PARTICULARLY IN THIS NEW economy, strong fundamentals play the most critical role in business valuation and likelihood of a successful exit.
It used to be that the ever-growing western economy covered the flaws of a business – and this was superficially true. Most business success in the past 60 years has occurred because of conditions outside the boardroom – like, say, the incredible economic growth consistent since World War 2 – and not because of the talent, products or location. It was osmosis.
Don’t pat yourself on the back. Your business has succeeded in spite of you and your personnel. It is unquestionable. Once you accept this, you can begin to see the road to improvement.
Now consider this:
There is no bad or incorrect way you could tell me that my wife has just given birth to twins. I would want to “buy” your “pitch” no matter how it was packaged.
Likewise, there is effectively no bad way you could sell an iPhone. It is a remarkable, useful and enjoyable piece of technology that has taken off precisely because it is a good, valuable product.

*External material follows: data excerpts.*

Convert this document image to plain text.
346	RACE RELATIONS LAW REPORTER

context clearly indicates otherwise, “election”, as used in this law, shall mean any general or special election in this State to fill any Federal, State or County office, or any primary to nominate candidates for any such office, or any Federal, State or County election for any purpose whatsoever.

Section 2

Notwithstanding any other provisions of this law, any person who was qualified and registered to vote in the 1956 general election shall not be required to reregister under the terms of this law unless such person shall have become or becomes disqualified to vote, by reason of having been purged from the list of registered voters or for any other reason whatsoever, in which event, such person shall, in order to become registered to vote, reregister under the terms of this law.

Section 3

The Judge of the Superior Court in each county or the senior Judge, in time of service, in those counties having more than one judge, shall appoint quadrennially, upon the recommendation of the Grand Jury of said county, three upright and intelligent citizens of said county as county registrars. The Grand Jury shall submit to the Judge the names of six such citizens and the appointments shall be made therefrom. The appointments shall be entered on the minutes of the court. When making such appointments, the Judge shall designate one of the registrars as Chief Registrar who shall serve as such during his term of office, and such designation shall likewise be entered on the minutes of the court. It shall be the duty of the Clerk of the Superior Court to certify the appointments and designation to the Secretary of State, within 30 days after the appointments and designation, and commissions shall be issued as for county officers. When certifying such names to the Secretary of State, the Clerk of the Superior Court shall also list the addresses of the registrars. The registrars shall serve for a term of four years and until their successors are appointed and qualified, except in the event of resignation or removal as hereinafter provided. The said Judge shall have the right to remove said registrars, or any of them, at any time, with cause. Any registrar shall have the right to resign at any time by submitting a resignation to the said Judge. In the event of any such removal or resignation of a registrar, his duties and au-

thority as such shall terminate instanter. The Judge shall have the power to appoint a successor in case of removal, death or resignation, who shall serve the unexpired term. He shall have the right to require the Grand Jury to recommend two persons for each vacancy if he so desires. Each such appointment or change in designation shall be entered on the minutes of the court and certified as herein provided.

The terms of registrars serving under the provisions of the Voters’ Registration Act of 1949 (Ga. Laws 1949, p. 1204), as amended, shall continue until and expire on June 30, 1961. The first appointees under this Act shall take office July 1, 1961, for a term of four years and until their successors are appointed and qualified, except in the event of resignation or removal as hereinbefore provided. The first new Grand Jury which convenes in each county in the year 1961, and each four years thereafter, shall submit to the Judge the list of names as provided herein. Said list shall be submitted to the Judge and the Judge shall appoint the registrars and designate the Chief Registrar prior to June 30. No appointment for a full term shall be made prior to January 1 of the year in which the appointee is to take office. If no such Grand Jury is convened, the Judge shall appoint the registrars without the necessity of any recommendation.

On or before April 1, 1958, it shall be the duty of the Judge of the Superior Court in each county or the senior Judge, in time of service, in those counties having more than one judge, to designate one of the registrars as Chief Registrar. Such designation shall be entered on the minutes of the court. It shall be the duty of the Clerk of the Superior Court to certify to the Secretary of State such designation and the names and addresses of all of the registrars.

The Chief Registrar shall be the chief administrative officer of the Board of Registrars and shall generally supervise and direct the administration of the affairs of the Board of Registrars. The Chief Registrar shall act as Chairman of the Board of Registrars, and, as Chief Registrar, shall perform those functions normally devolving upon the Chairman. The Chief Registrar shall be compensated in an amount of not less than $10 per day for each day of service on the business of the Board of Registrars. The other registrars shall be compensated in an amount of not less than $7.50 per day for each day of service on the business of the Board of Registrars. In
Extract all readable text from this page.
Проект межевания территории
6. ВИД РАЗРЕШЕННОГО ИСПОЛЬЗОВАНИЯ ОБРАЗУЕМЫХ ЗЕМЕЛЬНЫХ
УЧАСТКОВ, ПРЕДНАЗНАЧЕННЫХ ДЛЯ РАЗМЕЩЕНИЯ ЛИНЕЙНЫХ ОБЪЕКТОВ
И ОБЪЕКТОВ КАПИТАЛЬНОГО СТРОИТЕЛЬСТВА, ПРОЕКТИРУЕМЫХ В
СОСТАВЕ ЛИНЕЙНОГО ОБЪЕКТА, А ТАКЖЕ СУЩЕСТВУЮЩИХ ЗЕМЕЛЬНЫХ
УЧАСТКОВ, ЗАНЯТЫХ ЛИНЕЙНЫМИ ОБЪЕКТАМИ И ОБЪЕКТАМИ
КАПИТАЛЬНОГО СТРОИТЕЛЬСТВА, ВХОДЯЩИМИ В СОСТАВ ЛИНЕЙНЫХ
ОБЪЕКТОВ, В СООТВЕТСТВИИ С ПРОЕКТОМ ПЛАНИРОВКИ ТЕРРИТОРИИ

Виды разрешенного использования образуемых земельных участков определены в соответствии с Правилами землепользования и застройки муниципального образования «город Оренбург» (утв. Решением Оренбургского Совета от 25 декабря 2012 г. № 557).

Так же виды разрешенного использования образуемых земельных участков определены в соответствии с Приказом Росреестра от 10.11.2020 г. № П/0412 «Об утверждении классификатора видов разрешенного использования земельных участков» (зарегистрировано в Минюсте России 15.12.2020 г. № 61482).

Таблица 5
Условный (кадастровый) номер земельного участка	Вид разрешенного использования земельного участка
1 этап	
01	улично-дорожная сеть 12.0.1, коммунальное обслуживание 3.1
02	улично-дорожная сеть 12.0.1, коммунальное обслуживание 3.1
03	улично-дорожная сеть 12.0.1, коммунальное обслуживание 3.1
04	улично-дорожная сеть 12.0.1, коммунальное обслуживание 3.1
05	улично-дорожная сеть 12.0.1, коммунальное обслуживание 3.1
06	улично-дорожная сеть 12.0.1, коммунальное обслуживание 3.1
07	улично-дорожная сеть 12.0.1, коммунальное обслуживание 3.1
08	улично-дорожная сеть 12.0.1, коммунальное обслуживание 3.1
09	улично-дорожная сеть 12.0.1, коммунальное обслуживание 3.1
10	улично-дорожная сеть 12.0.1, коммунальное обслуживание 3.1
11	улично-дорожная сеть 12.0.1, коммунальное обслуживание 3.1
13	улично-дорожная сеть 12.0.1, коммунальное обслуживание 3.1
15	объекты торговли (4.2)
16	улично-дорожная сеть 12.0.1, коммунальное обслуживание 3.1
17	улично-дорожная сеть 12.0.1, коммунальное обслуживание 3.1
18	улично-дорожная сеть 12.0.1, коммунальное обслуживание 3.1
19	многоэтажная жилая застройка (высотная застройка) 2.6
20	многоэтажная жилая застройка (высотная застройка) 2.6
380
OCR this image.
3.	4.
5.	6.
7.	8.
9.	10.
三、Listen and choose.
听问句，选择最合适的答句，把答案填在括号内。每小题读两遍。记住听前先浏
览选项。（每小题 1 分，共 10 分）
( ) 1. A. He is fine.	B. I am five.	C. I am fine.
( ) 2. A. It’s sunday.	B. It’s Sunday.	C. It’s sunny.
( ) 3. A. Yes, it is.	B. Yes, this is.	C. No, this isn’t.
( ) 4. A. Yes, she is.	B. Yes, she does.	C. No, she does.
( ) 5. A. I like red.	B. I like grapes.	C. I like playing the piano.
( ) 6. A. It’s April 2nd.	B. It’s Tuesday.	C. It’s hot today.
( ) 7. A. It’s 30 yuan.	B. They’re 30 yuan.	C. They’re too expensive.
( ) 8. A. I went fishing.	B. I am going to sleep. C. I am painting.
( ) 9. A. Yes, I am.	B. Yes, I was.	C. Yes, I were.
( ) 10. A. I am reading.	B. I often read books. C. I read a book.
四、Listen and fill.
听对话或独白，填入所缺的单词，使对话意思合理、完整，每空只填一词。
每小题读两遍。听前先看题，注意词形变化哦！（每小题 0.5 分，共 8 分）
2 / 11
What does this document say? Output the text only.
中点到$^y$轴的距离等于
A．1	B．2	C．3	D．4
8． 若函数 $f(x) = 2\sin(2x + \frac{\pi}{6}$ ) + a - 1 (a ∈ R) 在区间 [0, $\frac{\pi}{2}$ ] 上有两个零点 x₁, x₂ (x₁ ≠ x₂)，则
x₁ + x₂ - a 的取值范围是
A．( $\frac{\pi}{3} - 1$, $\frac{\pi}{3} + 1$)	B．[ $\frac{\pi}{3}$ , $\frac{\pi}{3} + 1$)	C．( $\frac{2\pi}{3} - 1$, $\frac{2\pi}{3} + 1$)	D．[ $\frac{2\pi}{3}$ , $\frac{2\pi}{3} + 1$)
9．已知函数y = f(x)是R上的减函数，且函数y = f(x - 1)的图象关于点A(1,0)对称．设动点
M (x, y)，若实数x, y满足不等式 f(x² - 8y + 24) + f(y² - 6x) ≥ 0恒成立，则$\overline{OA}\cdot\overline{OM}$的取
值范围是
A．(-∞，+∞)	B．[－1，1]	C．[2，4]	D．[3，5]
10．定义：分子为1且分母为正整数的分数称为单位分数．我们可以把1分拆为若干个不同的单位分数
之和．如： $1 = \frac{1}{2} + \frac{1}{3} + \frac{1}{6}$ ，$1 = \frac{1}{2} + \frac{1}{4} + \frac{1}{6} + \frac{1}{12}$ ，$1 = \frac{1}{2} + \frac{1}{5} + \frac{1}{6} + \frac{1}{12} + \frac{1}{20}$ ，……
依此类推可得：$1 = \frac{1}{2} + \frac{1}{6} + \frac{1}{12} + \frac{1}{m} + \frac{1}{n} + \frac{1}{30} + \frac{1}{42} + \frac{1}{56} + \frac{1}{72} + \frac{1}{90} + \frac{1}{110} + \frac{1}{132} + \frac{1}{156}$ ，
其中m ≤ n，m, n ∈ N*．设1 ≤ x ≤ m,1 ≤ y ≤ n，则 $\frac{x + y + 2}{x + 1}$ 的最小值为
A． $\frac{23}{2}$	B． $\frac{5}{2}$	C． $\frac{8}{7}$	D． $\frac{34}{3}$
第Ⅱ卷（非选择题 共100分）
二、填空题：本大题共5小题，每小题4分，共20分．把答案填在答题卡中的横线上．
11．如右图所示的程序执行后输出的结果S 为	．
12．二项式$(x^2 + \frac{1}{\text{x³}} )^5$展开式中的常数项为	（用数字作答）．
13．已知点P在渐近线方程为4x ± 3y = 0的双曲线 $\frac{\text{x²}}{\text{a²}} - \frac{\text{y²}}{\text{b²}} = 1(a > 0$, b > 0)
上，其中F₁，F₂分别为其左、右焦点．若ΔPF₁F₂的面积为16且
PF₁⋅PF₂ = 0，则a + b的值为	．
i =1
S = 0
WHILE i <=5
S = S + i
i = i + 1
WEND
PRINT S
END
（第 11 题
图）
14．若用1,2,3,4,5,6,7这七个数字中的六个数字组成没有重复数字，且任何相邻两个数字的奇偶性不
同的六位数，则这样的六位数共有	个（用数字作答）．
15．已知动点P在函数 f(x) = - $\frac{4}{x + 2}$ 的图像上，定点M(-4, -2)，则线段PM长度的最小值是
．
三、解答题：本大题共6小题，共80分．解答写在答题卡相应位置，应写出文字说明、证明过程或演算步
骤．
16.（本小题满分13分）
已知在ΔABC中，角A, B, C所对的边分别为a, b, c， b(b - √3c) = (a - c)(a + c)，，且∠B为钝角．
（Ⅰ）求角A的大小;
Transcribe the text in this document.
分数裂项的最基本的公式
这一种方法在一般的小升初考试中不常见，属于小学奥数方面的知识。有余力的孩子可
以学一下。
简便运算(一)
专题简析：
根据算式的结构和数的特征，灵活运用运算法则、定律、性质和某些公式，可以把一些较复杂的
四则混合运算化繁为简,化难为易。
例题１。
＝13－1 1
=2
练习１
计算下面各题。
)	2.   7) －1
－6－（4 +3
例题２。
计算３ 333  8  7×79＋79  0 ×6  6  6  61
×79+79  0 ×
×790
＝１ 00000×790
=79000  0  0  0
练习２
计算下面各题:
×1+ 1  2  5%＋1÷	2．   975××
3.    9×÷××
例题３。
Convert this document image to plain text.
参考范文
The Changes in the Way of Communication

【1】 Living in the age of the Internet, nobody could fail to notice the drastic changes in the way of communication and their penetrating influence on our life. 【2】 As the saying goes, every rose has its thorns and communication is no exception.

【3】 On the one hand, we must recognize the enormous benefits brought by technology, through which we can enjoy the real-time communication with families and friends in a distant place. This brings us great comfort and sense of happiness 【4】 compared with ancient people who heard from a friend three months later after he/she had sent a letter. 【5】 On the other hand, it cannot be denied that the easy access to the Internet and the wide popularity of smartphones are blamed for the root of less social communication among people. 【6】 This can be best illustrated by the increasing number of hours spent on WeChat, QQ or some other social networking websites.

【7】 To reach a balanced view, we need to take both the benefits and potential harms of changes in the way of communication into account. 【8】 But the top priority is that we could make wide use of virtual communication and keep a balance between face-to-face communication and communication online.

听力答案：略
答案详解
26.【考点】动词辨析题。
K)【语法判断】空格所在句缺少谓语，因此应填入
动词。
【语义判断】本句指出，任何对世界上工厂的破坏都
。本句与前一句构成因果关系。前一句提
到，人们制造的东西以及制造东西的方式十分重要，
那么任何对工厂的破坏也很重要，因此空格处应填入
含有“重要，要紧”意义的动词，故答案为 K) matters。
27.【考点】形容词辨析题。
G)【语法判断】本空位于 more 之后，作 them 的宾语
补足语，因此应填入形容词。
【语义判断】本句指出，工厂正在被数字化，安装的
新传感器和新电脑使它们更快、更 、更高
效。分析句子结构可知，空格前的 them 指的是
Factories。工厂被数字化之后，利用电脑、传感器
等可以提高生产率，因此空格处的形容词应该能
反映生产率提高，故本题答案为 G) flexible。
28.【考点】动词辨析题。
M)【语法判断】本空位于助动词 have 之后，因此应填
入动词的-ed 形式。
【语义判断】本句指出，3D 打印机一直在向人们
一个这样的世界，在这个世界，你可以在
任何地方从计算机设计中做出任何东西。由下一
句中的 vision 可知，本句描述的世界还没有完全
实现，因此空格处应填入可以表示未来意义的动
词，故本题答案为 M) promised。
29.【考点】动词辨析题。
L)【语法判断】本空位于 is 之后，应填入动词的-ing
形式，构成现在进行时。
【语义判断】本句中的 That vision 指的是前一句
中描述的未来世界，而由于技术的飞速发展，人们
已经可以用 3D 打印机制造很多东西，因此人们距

Similarly, there is no way to screw up the transition of a business that is properly prepared, at a fundamental level, for succession and exit of the owner.
If the business is intimately aware of its market, end user, its patrons, products, clientele and its core reason-for-being, then it will stick out from an ocean of other businesses that have succeeded, despite having no real knowledge of any of these, let alone the ability to communicate them and pass them on. I see so many deals that attempt to hide, re-arrange, obstruct and lie about their faults, instead of focusing on effectively and cleanly building a workable, real deal that expresses an understanding of where the substantial value is being transacted. It’s no wonder the global financial crisis impacted so many so negatively!
Structuring your company cleanly is, therefore, the single most important pillar for determining, measuring and organizing the improvement of business valuation.